Part of Stefan wanted to melt at Katherine’s desperate look, at her tears. But wounded pride and jealousy were too strong, and he knew his face was as hard, as unyielding, as Damon’s.
“No,” he said. “We cannot. It must be one or the other, Katherine. I will never share you with him.”
Katherine’s hand fell away from his arm, and the tears fell from her eyes, great droplets that splashed onto the white gown. She caught her breath in a wrenching sob. Then, still weeping, she picked up her skirts
and ran.
“And then Damon took the ring she had given him and put it on,” Stefan said, his voice hoarse with use and emotion. “And he said to me, ’I’ll have her yet, brother.’ And then he walked away.” He turned, blinking as if he’d come into a bright light from the dark, and looked at Elena.
She was sitting quite still on the bed, watching him with those eyes that were so much like Katherine’s. Especially now, when they were filled with sorrow and dread. But Elena did not run. She spoke to him. “And … what happened then?”
Stefan’s hands clenched violently, reflexively, and he jerked away from the window. Not that memory. He could not endure that memory himself, much less try to speak it. How could he do that? How could he take Elena down into that darkness and show her the terrible things lurking there?
“No,” he said. “I can’t. I can’t.”
“You have to tell me,” she said softly. “Stefan, it’s the end of the story, isn’t it? That’s what’s behind all your walls, that’s what you’re afraid to let me see. But you must let me see it. Oh, Stefan, you can’t stop now.”

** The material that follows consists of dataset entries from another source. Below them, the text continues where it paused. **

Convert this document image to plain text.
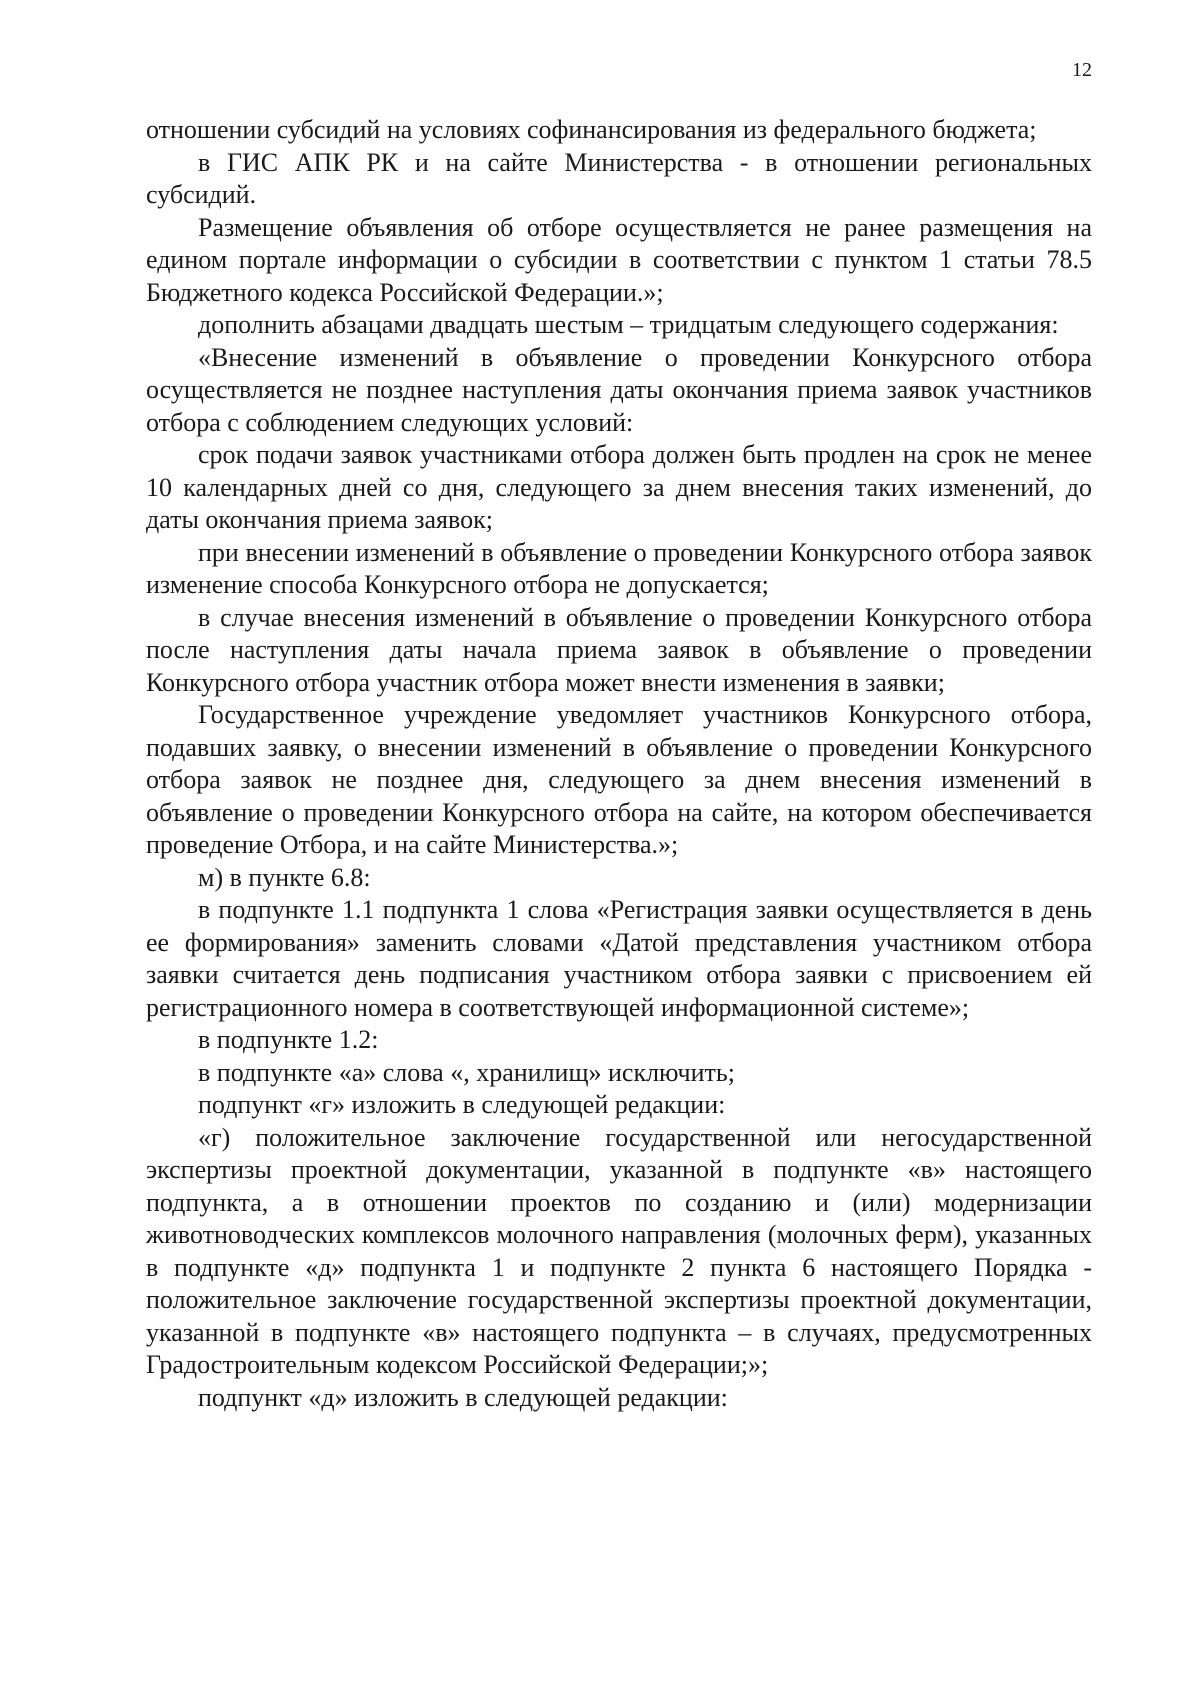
12

отношении субсидий на условиях софинансирования из федерального бюджета;

в ГИС АПК РК и на сайте Министерства - в отношении региональных субсидий.

Размещение объявления об отборе осуществляется не ранее размещения на едином портале информации о субсидии в соответствии с пунктом 1 статьи 78.5 Бюджетного кодекса Российской Федерации.»;

дополнить абзацами двадцать шестым – тридцатым следующего содержания:

«Внесение изменений в объявление о проведении Конкурсного отбора осуществляется не позднее наступления даты окончания приема заявок участников отбора с соблюдением следующих условий:

срок подачи заявок участниками отбора должен быть продлен на срок не менее 10 календарных дней со дня, следующего за днем внесения таких изменений, до даты окончания приема заявок;

при внесении изменений в объявление о проведении Конкурсного отбора заявок изменение способа Конкурсного отбора не допускается;

в случае внесения изменений в объявление о проведении Конкурсного отбора после наступления даты начала приема заявок в объявление о проведении Конкурсного отбора участник отбора может внести изменения в заявки;

Государственное учреждение уведомляет участников Конкурсного отбора, подавших заявку, о внесении изменений в объявление о проведении Конкурсного отбора заявок не позднее дня, следующего за днем внесения изменений в объявление о проведении Конкурсного отбора на сайте, на котором обеспечивается проведение Отбора, и на сайте Министерства.»;

м) в пункте 6.8:

в подпункте 1.1 подпункта 1 слова «Регистрация заявки осуществляется в день ее формирования» заменить словами «Датой представления участником отбора заявки считается день подписания участником отбора заявки с присвоением ей регистрационного номера в соответствующей информационной системе»;

в подпункте 1.2:

в подпункте «а» слова «, хранилищ» исключить;

подпункт «г» изложить в следующей редакции:

«г) положительное заключение государственной или негосударственной экспертизы проектной документации, указанной в подпункте «в» настоящего подпункта, а в отношении проектов по созданию и (или) модернизации животноводческих комплексов молочного направления (молочных ферм), указанных в подпункте «д» подпункта 1 и подпункте 2 пункта 6 настоящего Порядка - положительное заключение государственной экспертизы проектной документации, указанной в подпункте «в» настоящего подпункта – в случаях, предусмотренных Градостроительным кодексом Российской Федерации;»;

подпункт «д» изложить в следующей редакции:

He could feel the horror reaching for him, the yawning pit he had seen so clearly, felt so clearly that day long ago. The day when it had all ended—when it had all begun.
He felt his hand taken, and when he looked he saw Elena’s fingers closed about it, giving him warmth, giving him strength. Her eyes were on his. “Tell me.”
“You want to know what happened next, what became of Katherine?” he whispered. She nodded, her eyes nearly blind but still steady. “I’ll tell you, then. She died the next day. My brother Damon and I, we killed her.”